Das Renovatio Es ist vom Lehenshof der Trierer Abtei St. Matthias ein „Renovatio“ aus dem Jahre 1757 erhalten geblieben. Es handelt sich hierbei um ein Buch, in welchem die Bedingungen des Lehns zwischen Lehnsherr und Lehnsnehmer erneuert wurden. Das Buch ist in Deutscher Kurrentschrift geschrieben und besitzt einen geschichteten Einband aus Papier. Manche dieser Bücher besaßen einen Einband aus Schweinsleder. Die Kurrentschrift ist eine Schreibschrift, welche spitze Winkel verwendet und bis Anfang des 20. Jahrhunderts verwendet wurde. Geschrieben wurde mit Federkiel und Tinte. Die Seitenzahlen wurden mit „pag.“, die Abkürzung für das französische Wort „page“ („Seite“), nummeriert. Lehnsnehmer war die Familie Clahsen. Das Buch wurde in dreifacher Ausführung angelegt, wobei ein Exemplar bei der Gemeinde, eines beim Vogt (dem vom Kloster eingestellten örtlichen Verwalter der Güter) sowie ein Exemplar in der Trierer Abtei aufbewahrt wurde.
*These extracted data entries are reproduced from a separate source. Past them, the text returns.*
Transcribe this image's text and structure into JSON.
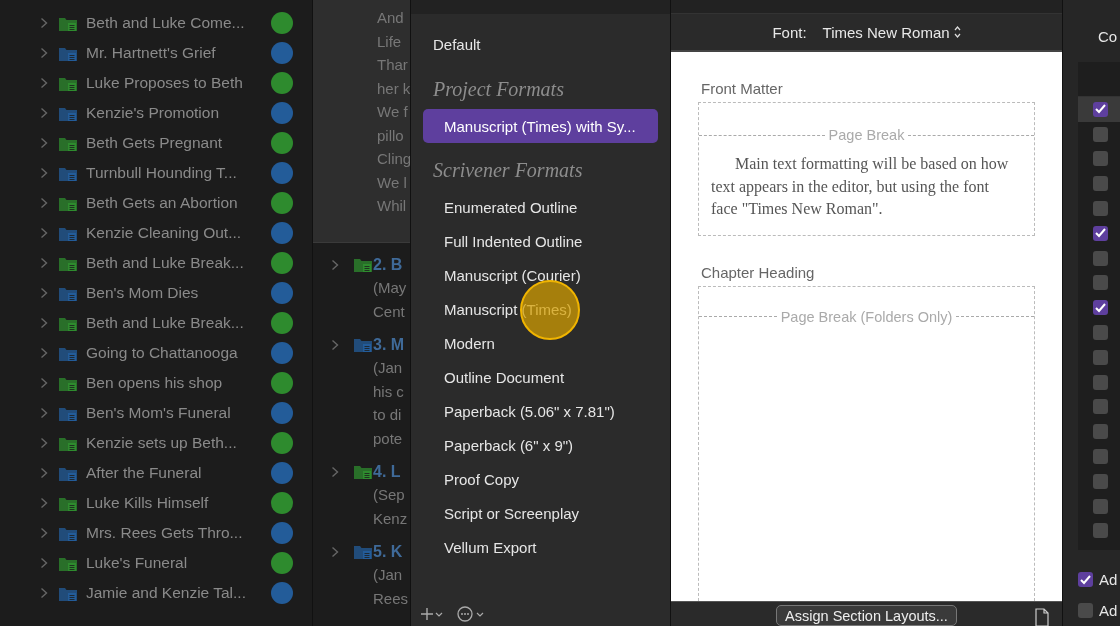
{
  "binder": {
    "items": [
      {
        "title": "Beth and Luke Come...",
        "color": "#2e8b2e"
      },
      {
        "title": "Mr. Hartnett's Grief",
        "color": "#235c99"
      },
      {
        "title": "Luke Proposes to Beth",
        "color": "#2e8b2e"
      },
      {
        "title": "Kenzie's Promotion",
        "color": "#235c99"
      },
      {
        "title": "Beth Gets Pregnant",
        "color": "#2e8b2e"
      },
      {
        "title": "Turnbull Hounding T...",
        "color": "#235c99"
      },
      {
        "title": "Beth Gets an Abortion",
        "color": "#2e8b2e"
      },
      {
        "title": "Kenzie Cleaning Out...",
        "color": "#235c99"
      },
      {
        "title": "Beth and Luke Break...",
        "color": "#2e8b2e"
      },
      {
        "title": "Ben's Mom Dies",
        "color": "#235c99"
      },
      {
        "title": "Beth and Luke Break...",
        "color": "#2e8b2e"
      },
      {
        "title": "Going to Chattanooga",
        "color": "#235c99"
      },
      {
        "title": "Ben opens his shop",
        "color": "#2e8b2e"
      },
      {
        "title": "Ben's Mom's Funeral",
        "color": "#235c99"
      },
      {
        "title": "Kenzie sets up Beth...",
        "color": "#2e8b2e"
      },
      {
        "title": "After the Funeral",
        "color": "#235c99"
      },
      {
        "title": "Luke Kills Himself",
        "color": "#2e8b2e"
      },
      {
        "title": "Mrs. Rees Gets Thro...",
        "color": "#235c99"
      },
      {
        "title": "Luke's Funeral",
        "color": "#2e8b2e"
      },
      {
        "title": "Jamie and Kenzie Tal...",
        "color": "#235c99"
      }
    ]
  },
  "editor": {
    "text_lines": [
      "And",
      "Life",
      "Thar",
      "her k",
      "We f",
      "pillo",
      "Cling",
      "We l",
      "Whil"
    ],
    "outline": [
      {
        "title": "2. B",
        "color": "#2e8b2e",
        "lines": [
          "(May",
          "Cent"
        ]
      },
      {
        "title": "3. M",
        "color": "#235c99",
        "lines": [
          "(Jan",
          "his c",
          "to di",
          "pote"
        ]
      },
      {
        "title": "4. L",
        "color": "#2e8b2e",
        "lines": [
          "(Sep",
          "Kenz"
        ]
      },
      {
        "title": "5. K",
        "color": "#235c99",
        "lines": [
          "(Jan",
          "Rees"
        ]
      }
    ]
  },
  "formats": {
    "default": "Default",
    "sections": [
      {
        "heading": "Project Formats",
        "items": [
          {
            "label": "Manuscript (Times) with Sy...",
            "selected": true,
            "cursor_over": false
          }
        ]
      },
      {
        "heading": "Scrivener Formats",
        "items": [
          {
            "label": "Enumerated Outline",
            "selected": false,
            "cursor_over": false
          },
          {
            "label": "Full Indented Outline",
            "selected": false,
            "cursor_over": false
          },
          {
            "label": "Manuscript (Courier)",
            "selected": false,
            "cursor_over": false
          },
          {
            "label": "Manuscript (Times)",
            "selected": false,
            "cursor_over": true
          },
          {
            "label": "Modern",
            "selected": false,
            "cursor_over": false
          },
          {
            "label": "Outline Document",
            "selected": false,
            "cursor_over": false
          },
          {
            "label": "Paperback (5.06\" x 7.81\")",
            "selected": false,
            "cursor_over": false
          },
          {
            "label": "Paperback (6\" x 9\")",
            "selected": false,
            "cursor_over": false
          },
          {
            "label": "Proof Copy",
            "selected": false,
            "cursor_over": false
          },
          {
            "label": "Script or Screenplay",
            "selected": false,
            "cursor_over": false
          },
          {
            "label": "Vellum Export",
            "selected": false,
            "cursor_over": false
          }
        ]
      }
    ]
  },
  "section_layouts": {
    "font_label": "Font:",
    "font_value": "Times New Roman",
    "layouts": [
      {
        "title": "Front Matter",
        "break_label": "Page Break",
        "body": "Main text formatting will be based on how text appears in the editor, but using the font face \"Times New Roman\"."
      },
      {
        "title": "Chapter Heading",
        "break_label": "Page Break (Folders Only)"
      }
    ],
    "assign_button": "Assign Section Layouts..."
  },
  "right_panel": {
    "label": "Co",
    "rows": [
      {
        "checked": true,
        "selected": true
      },
      {
        "checked": false,
        "selected": false
      },
      {
        "checked": false,
        "selected": false
      },
      {
        "checked": false,
        "selected": false
      },
      {
        "checked": false,
        "selected": false
      },
      {
        "checked": true,
        "selected": false
      },
      {
        "checked": false,
        "selected": false
      },
      {
        "checked": false,
        "selected": false
      },
      {
        "checked": true,
        "selected": false
      },
      {
        "checked": false,
        "selected": false
      },
      {
        "checked": false,
        "selected": false
      },
      {
        "checked": false,
        "selected": false
      },
      {
        "checked": false,
        "selected": false
      },
      {
        "checked": false,
        "selected": false
      },
      {
        "checked": false,
        "selected": false
      },
      {
        "checked": false,
        "selected": false
      },
      {
        "checked": false,
        "selected": false
      },
      {
        "checked": false,
        "selected": false
      }
    ],
    "options": [
      {
        "label": "Ad",
        "checked": true
      },
      {
        "label": "Ad",
        "checked": false
      }
    ]
  }
}
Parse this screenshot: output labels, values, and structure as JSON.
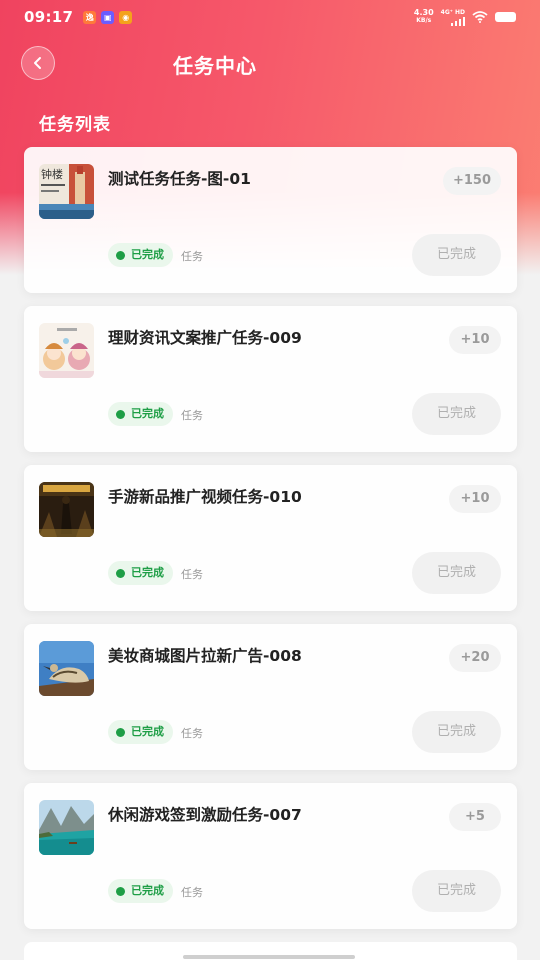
{
  "status_bar": {
    "time": "09:17",
    "net_speed_value": "4.30",
    "net_speed_unit": "KB/s",
    "net_type": "4G⁺ HD"
  },
  "header": {
    "title": "任务中心",
    "section_title": "任务列表"
  },
  "tasks": [
    {
      "title": "测试任务任务-图-01",
      "reward": "+150",
      "status": "已完成",
      "tag": "任务",
      "action": "已完成",
      "thumb": "clock-tower-book-cover"
    },
    {
      "title": "理财资讯文案推广任务-009",
      "reward": "+10",
      "status": "已完成",
      "tag": "任务",
      "action": "已完成",
      "thumb": "anime-girls"
    },
    {
      "title": "手游新品推广视频任务-010",
      "reward": "+10",
      "status": "已完成",
      "tag": "任务",
      "action": "已完成",
      "thumb": "game-poster"
    },
    {
      "title": "美妆商城图片拉新广告-008",
      "reward": "+20",
      "status": "已完成",
      "tag": "任务",
      "action": "已完成",
      "thumb": "bird-photo"
    },
    {
      "title": "休闲游戏签到激励任务-007",
      "reward": "+5",
      "status": "已完成",
      "tag": "任务",
      "action": "已完成",
      "thumb": "lake-mountains"
    }
  ],
  "colors": {
    "header_start": "#f0435f",
    "header_end": "#fb7e72",
    "status_green": "#1e9e46"
  }
}
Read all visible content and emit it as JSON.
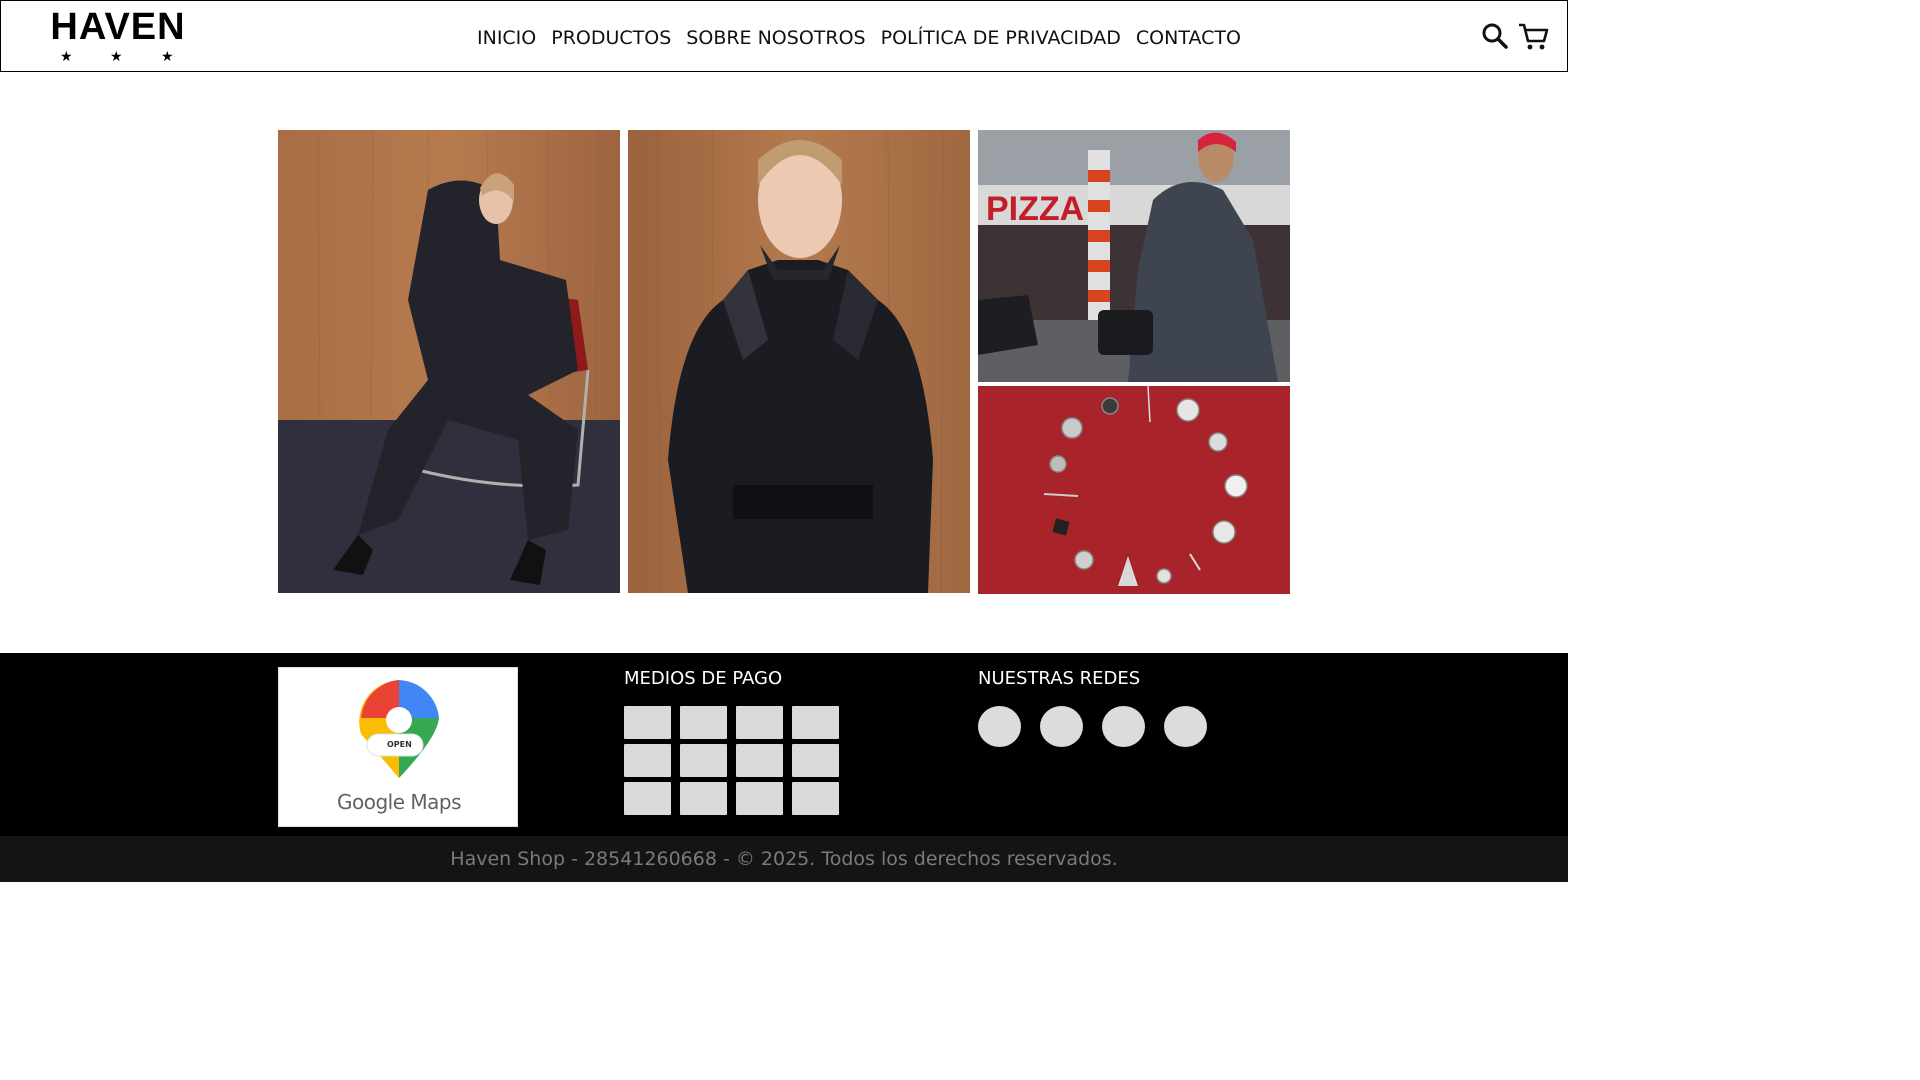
{
  "brand": {
    "logo_text": "HAVEN",
    "stars": [
      "★",
      "★",
      "★"
    ]
  },
  "nav": {
    "items": [
      {
        "label": "INICIO"
      },
      {
        "label": "PRODUCTOS"
      },
      {
        "label": "SOBRE NOSOTROS"
      },
      {
        "label": "POLÍTICA DE PRIVACIDAD"
      },
      {
        "label": "CONTACTO"
      }
    ]
  },
  "header_icons": {
    "search": "search-icon",
    "cart": "cart-icon"
  },
  "gallery": {
    "photos": [
      {
        "name": "model-seated-denim"
      },
      {
        "name": "model-leather-coat"
      },
      {
        "name": "model-street-pizza"
      },
      {
        "name": "buttons-on-red"
      }
    ],
    "street_sign_text": "PIZZA"
  },
  "footer": {
    "map": {
      "label": "Google Maps",
      "badge": "OPEN"
    },
    "payment_title": "MEDIOS DE PAGO",
    "payment_count": 12,
    "social_title": "NUESTRAS REDES",
    "social_count": 4,
    "copyright": "Haven Shop - 28541260668 - © 2025. Todos los derechos reservados."
  },
  "colors": {
    "header_bg": "#ffffff",
    "footer_bg": "#000000",
    "copyright_bg": "#141414",
    "placeholder": "#d9d9d9"
  }
}
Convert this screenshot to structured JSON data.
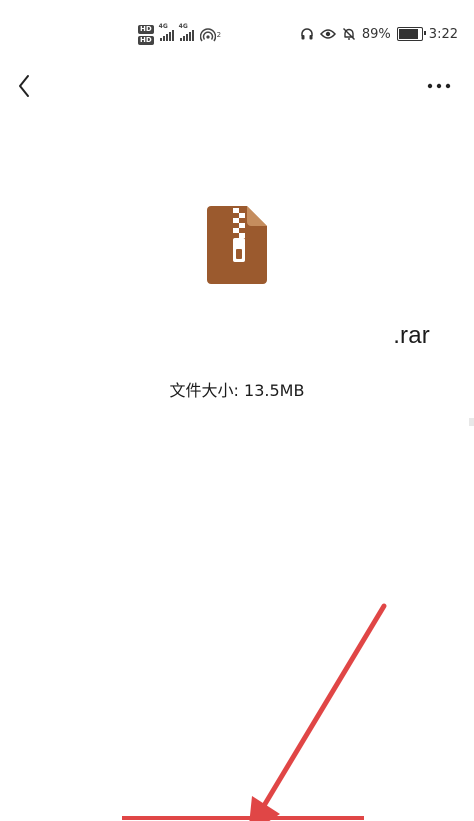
{
  "status_bar": {
    "hd_top": "HD",
    "hd_bottom": "HD",
    "signal_tag_1": "4G",
    "signal_tag_2": "4G",
    "wifi_sup": "2",
    "battery_percent": "89%",
    "battery_level": 0.89,
    "time": "3:22",
    "icons": [
      "headset-icon",
      "eye-icon",
      "mute-bell-icon",
      "battery-icon"
    ]
  },
  "nav": {
    "back_icon": "chevron-left-icon",
    "more_icon": "more-dots-icon"
  },
  "file": {
    "icon": "zip-archive-icon",
    "icon_color": "#9b5a2e",
    "name": ".rar",
    "size_text": "文件大小: 13.5MB"
  },
  "annotation": {
    "arrow_color": "#e04646"
  }
}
Die Holzschnitzereien und der Brandschutz Die Holzschnitzereien an den Fachwerkhäusern sind ein Anzeichen für den Wohlstand des Ortes. Die Gemeinde erlaubte aufgrund der Brandgefahr nur Dachbedeckungen aus Schiefer anstatt aus Stroh. Zwischen den Häusern musste zudem ein Spalt bestehen bleiben, damit Funken schlechter überspringen konnten. Die Provinzialversicherung existiert bereits ab 1836 und bestand damals, zum besseren Schutz gegen Feuer, darauf, die Fachwerkhäuser zu verputzen.
Der Straßenbelag und „vom Regen in die Traufe kommen“ Ende des 19. Jahrhunderts wurde meist das Feldsteinpflaster gegen Basaltpflaster als Straßenbelag ausgetauscht. Der Ausdruck „vom Regen in die Traufe kommen“ leitet sich von der Dachtraufe (dem unteren Rand des Daches) ab und stammt aus dem 17. Jahrhundert. Bei Regen ergoss sich auf Personen, welche unter einem vorstehenden Dach Schutz suchten, ein Schwall Wasser (die Situation verschlimmerte sich), später wurde dies durch die Installation von Dachrinnen und Fallrohren vermieden.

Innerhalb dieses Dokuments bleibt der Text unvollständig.